Why low income countries are so short on COVID vaccines. Hint: It's not boosters
There have now been more than 250 million confirmed cases of COVID-19 worldwide. That's according to tracking by Johns Hopkins University. This milestone comes as wealthy countries have fully vaccinated about 65% of their populations. Yet in low-income countries fewer than 3% of people have been vaccinated. Analysts say a major reason for the inequality: Month after month rich countries keep buying many more doses than they're using.
Countries and pharmaceutical companies have kept key aspects of their vaccine purchase contracts confidential. So it's not public knowledge precisely how much vaccine each country has been bringing in. But Airfinity -- an independent, London-based analytics company — has been trying to piece this together.
First they've looked into how much COVID vaccine appears to be manufactured every month. "We've seen an extraordinary scale-up of production over the last year," says Airfinity's CEO Rasmus Bech Hansen. "We had 1.5 billion vaccines produced last month alone."
Much of that vaccine is produced by China. But of the rest, Airfinity finds that just under 60% is going to a group of wealthy countries: the United States, the United Kingdom, the European Union nations, Canada and Japan.
So then Airfinity looked at how many of these doses those wealthy countries appear to be actually using each month — and how many have been left over.
Airfinity's estimate: Depending on the country, anywhere from a third to half of the vaccines are going unused. And because this has been happening month after month, the excess has been accumulating. "We're still seeing quite a lot of stockpiling happening," says Hansen.
By year's end Airfinity projects the surplus will have reached 1.2 billion doses. And their estimate is roughly in line with projections by several other analysts.
Hansen hastens to add that largely due to recent commitments from the U.S. he projects that by December about 600 million of these excess doses will be donated to other countries — about 300 million of that coming from the U.S.
But Hansen says that could still leave another 600 million doses sitting unused in stockpiles — with nearly half of that in the U.S. and the rest in the other wealthy countries.
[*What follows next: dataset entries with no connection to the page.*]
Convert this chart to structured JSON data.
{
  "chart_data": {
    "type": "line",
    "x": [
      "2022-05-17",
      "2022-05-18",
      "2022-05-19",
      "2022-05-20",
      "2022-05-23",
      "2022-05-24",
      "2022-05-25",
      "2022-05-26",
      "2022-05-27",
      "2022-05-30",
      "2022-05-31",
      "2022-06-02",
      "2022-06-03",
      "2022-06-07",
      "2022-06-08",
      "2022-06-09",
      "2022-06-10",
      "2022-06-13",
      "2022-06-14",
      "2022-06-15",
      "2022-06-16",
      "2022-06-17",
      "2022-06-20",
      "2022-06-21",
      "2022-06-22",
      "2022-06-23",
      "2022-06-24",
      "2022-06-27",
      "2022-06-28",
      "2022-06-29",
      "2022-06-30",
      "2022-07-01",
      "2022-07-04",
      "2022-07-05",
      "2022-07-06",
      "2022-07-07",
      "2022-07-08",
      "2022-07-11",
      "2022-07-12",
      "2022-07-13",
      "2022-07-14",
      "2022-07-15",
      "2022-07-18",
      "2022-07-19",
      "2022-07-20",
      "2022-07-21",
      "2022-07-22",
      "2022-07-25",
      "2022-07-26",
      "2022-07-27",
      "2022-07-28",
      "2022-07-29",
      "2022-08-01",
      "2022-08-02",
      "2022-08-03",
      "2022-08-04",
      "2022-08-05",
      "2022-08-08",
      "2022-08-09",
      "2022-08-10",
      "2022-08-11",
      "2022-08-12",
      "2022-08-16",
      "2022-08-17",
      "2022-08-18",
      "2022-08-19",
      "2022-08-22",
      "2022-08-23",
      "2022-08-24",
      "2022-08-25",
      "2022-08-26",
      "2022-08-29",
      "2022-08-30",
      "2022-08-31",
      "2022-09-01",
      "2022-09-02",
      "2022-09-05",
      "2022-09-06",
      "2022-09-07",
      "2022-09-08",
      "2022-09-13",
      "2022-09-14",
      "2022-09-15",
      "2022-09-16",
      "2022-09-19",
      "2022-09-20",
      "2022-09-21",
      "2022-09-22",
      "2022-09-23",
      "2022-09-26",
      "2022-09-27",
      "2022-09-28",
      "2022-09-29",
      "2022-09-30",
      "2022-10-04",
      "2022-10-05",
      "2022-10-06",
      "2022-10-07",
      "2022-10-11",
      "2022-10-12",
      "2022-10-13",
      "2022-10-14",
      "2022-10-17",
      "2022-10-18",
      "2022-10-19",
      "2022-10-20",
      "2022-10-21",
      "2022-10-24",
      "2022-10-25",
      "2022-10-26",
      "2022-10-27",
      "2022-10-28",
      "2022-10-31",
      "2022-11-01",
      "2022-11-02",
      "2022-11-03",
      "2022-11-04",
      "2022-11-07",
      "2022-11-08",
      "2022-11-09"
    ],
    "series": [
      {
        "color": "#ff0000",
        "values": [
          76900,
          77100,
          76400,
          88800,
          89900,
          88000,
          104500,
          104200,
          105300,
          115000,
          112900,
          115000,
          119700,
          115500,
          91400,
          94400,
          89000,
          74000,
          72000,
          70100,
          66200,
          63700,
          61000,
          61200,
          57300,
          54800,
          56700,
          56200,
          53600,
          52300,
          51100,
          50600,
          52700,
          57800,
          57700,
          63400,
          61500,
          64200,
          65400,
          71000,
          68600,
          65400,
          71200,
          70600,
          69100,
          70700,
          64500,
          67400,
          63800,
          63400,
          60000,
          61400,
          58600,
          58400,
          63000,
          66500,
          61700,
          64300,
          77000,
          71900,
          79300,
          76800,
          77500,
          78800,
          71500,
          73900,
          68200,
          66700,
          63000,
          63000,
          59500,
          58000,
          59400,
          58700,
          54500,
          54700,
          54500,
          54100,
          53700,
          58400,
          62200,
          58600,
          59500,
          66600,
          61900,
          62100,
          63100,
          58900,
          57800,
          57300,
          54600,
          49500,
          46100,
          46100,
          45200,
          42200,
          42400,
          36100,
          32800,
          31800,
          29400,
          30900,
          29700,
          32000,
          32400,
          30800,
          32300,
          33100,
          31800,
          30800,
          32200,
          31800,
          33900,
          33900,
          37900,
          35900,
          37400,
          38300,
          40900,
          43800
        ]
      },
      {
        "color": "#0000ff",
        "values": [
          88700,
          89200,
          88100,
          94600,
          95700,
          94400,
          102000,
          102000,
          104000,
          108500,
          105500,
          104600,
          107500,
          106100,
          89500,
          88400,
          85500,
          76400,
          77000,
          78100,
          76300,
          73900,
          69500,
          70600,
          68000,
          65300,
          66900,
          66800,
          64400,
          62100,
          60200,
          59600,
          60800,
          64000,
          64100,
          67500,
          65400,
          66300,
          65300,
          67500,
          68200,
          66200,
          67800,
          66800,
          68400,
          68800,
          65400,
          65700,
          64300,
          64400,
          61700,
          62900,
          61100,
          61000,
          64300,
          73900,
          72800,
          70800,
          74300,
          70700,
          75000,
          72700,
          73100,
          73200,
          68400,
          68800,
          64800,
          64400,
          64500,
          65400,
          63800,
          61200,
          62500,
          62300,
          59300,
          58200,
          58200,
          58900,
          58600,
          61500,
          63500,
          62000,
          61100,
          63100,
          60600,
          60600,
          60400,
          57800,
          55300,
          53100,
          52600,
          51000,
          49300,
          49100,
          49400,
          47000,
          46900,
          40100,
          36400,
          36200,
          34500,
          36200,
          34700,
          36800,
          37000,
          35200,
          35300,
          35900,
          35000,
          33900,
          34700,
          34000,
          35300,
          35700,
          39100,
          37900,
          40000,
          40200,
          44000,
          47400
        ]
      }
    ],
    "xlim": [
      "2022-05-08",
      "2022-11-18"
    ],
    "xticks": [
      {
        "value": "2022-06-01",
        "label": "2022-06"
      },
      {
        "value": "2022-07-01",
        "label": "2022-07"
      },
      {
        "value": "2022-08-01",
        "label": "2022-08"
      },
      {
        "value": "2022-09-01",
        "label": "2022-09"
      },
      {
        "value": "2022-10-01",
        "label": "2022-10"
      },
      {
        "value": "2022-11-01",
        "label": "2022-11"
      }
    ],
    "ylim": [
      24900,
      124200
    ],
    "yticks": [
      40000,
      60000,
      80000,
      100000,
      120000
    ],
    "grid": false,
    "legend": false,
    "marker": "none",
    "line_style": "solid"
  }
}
And he says that surplus would have been enough to meet a key goal for this year set by the World Health Organization: vaccinating at least 40% of people in lower income countries.
"It seems increasingly unlikely that the world will achieve that goal. We're still in a situation where only about 2.5% of the low income population has been vaccinated," he says.
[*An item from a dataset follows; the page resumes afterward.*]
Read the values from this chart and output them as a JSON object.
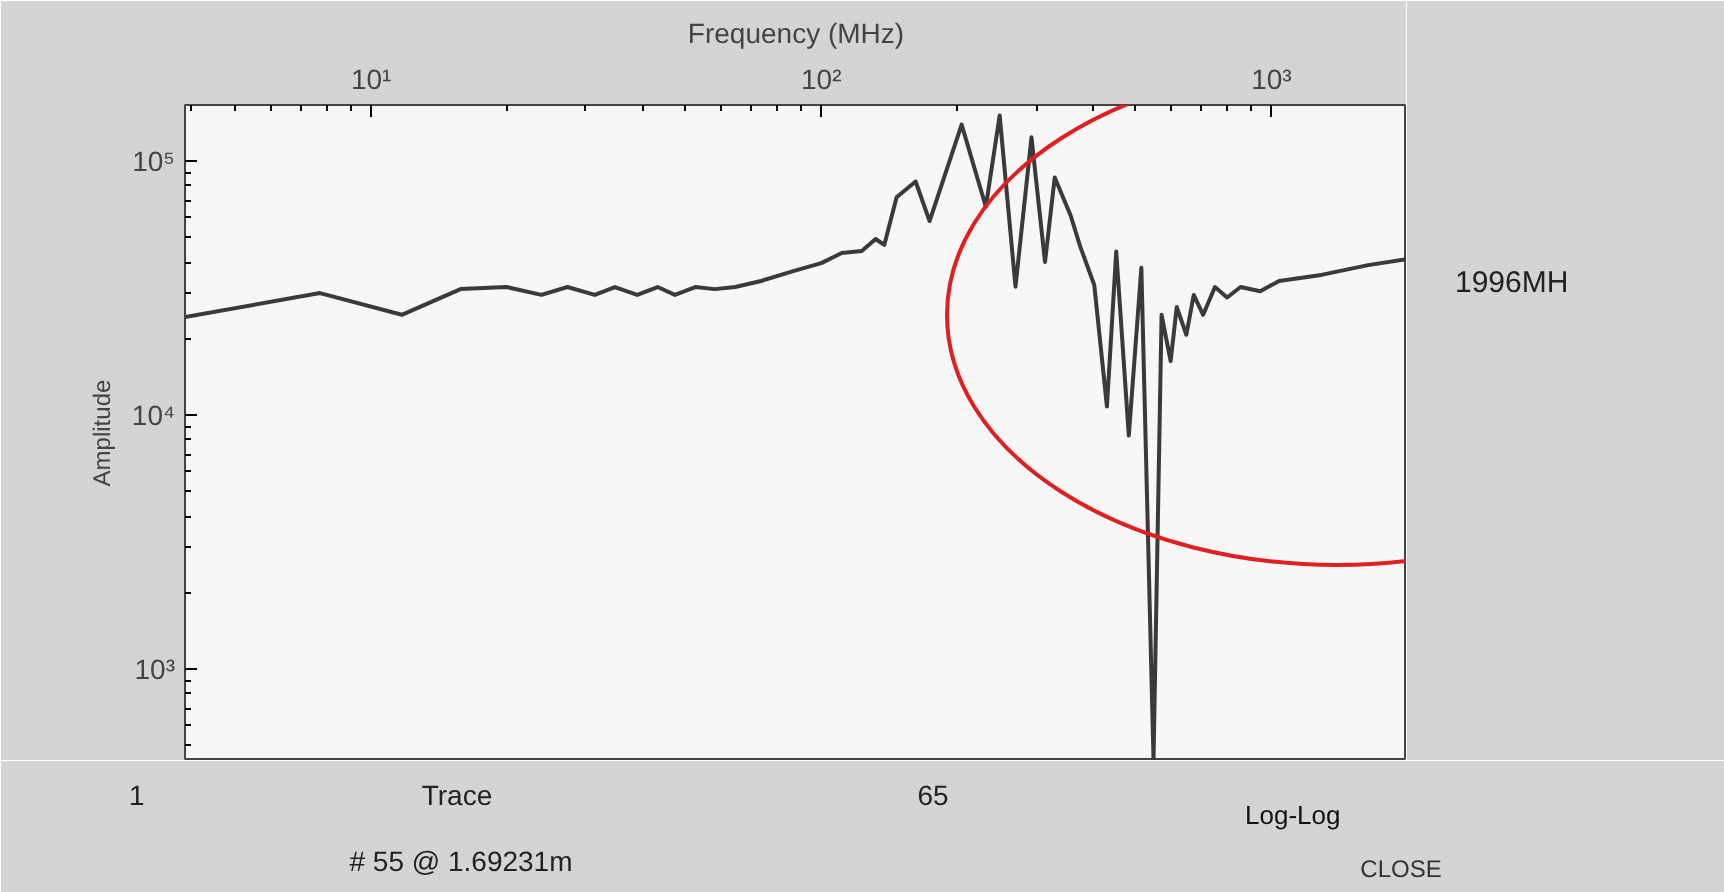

It gets worse. Airfinity estimates that about 50 million doses in the rich country stockpile are on the point of expiring before they can be donated.
"It is a tragedy," he says.
Also the company's forecasts suggest the unused stockpile will keep growing well into next year — even after accounting for the additional vaccines countries will be using for boosters and extending vaccination to kids.
Hansen says this over-buying might have made sense back when there were concerns about how reliably manufacturers could keep pumping out doses. But he maintains that's no longer the case. "Once you know that you have a steady supply you don't actually need to stockpile as much."
Andrea Taylor of Duke University's Global Health Innovation Center says one solution is for wealthy countries to transfer portions of their monthly purchasing rights to other nations. She notes that this might require the vaccine makers to accept lower payments from those other countries. But she adds with a chuckle, "It takes only the most cursory glance at the income and earnings statements coming out from the vaccine makers to know that they can take it. They can take the hit without any problem at all."
Analysts are also pushing for more of the doses in the existing stockpiles to be shipped overseas. One of them is Rachel Silverman of the Washington think tank Center for Global Development.
"The logistics as I understand it are somewhat complicated," she says, "but do-able."
And so, she adds, the world needs to "figure out how to fix it."